Киммериец стоял в дверях Шпиля Эзерии.
Ортегиан не слышал, как тот приблизился — да и не все ли равно.
— Джанта, — прошептал он. — Эликсир жизни, который дает нам сама земля. На земле нет более сильного колдовского снадобья. Кто владеет джантой, владеет миром…
— Но запасы Валлардии истощились, — подсказал Конан.
Он неторопливо зашагал вдоль нефа.
Изнутри Шпиль походил на храм и Радгуль-Йоро, и трехлапая жаба молча взирали на пришельцев каменными глазами.
— Король Димитрис и его предки растратили все. Удивительно, как быстро может разориться страна. Когда ты взошел на престол, Ортегиан, — джанты в Валлардии почти не осталось. Но здесь, в Курсайе, она была.
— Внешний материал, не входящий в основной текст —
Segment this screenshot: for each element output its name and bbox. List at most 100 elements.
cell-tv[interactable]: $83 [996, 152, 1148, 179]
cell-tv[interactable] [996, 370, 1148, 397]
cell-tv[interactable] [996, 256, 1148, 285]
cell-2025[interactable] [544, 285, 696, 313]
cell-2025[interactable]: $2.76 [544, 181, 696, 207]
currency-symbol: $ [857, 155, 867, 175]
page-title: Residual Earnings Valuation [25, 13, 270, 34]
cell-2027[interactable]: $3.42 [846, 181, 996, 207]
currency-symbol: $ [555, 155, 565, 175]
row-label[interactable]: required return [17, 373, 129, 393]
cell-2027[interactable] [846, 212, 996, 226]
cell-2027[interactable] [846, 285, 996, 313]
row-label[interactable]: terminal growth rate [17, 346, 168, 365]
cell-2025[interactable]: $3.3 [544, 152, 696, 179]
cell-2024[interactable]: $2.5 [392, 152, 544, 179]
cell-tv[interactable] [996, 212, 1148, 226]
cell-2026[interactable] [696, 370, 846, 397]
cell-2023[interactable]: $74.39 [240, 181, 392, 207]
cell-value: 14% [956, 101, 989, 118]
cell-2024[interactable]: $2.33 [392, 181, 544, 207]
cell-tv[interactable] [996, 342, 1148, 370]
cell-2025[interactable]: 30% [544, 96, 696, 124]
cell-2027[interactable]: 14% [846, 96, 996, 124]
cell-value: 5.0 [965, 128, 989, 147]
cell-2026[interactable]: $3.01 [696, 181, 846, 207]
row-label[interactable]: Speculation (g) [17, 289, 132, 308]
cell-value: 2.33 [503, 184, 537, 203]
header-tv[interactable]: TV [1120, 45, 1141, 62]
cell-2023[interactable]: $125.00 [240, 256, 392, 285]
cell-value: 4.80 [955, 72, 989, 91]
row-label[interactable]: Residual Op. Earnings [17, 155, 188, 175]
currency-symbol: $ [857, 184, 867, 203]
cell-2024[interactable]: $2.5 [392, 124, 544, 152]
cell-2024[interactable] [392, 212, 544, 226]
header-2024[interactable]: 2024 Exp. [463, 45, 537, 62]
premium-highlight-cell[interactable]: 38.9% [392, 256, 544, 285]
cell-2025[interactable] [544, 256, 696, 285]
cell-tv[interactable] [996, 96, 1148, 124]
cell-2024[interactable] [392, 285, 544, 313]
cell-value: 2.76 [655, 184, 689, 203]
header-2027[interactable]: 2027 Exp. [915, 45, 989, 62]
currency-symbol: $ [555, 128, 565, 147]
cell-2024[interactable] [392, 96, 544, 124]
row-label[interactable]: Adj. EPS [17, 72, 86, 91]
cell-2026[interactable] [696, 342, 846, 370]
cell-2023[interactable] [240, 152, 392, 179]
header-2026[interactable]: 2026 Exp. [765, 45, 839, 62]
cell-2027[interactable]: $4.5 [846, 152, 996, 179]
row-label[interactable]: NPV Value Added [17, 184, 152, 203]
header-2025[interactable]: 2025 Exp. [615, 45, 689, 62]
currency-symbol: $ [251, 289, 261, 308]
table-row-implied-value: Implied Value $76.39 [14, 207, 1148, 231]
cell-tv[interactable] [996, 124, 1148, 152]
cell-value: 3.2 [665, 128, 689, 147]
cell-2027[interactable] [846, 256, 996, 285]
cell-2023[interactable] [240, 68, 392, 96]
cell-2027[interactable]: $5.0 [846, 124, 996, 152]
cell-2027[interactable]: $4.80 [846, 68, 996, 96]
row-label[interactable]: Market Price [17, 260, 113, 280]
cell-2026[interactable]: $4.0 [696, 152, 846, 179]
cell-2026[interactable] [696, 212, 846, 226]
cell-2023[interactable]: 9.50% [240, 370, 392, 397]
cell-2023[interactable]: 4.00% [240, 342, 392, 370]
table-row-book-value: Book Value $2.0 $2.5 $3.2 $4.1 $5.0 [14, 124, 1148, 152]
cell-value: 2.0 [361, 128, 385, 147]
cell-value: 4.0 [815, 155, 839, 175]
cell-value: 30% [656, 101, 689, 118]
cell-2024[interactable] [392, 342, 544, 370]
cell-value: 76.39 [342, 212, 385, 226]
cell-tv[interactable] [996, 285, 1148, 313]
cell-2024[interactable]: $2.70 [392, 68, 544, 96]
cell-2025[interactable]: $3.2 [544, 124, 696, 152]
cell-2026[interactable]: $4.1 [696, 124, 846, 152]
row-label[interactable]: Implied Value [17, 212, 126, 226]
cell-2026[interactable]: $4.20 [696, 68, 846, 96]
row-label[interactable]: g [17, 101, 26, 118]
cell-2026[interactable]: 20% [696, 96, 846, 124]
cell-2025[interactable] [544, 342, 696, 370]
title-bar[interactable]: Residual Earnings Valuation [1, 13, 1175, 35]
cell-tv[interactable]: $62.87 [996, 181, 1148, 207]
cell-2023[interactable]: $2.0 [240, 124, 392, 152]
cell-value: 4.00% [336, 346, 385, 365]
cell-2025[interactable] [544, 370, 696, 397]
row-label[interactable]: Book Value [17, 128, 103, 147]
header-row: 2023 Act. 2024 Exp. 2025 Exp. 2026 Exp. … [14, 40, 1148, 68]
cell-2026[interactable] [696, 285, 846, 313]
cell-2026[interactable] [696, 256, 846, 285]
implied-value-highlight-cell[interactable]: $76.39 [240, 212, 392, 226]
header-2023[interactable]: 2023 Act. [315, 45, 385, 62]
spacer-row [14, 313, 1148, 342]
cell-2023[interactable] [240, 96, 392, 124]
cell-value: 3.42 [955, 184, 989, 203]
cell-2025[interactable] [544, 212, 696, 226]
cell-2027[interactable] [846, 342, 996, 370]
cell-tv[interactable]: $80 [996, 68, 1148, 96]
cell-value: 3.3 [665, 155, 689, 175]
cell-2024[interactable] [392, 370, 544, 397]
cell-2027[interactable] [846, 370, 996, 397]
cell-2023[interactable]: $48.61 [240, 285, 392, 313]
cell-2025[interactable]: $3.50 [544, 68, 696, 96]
Карлик поднял ладонь. В ней крошечным озерцом переливался волшебный эликсир.
— Ты прагматик, — продолжал Конан. — Твой план был прост. Захватить соседей и отнять у них запасы магического вещества. Но только как поступить с народом? Эти люди, такие глупые, такие бездарные… Они не захотят умирать только для того, чтобы ты смог набить казну золотом, а хрустальные бутыли наполнить джантой.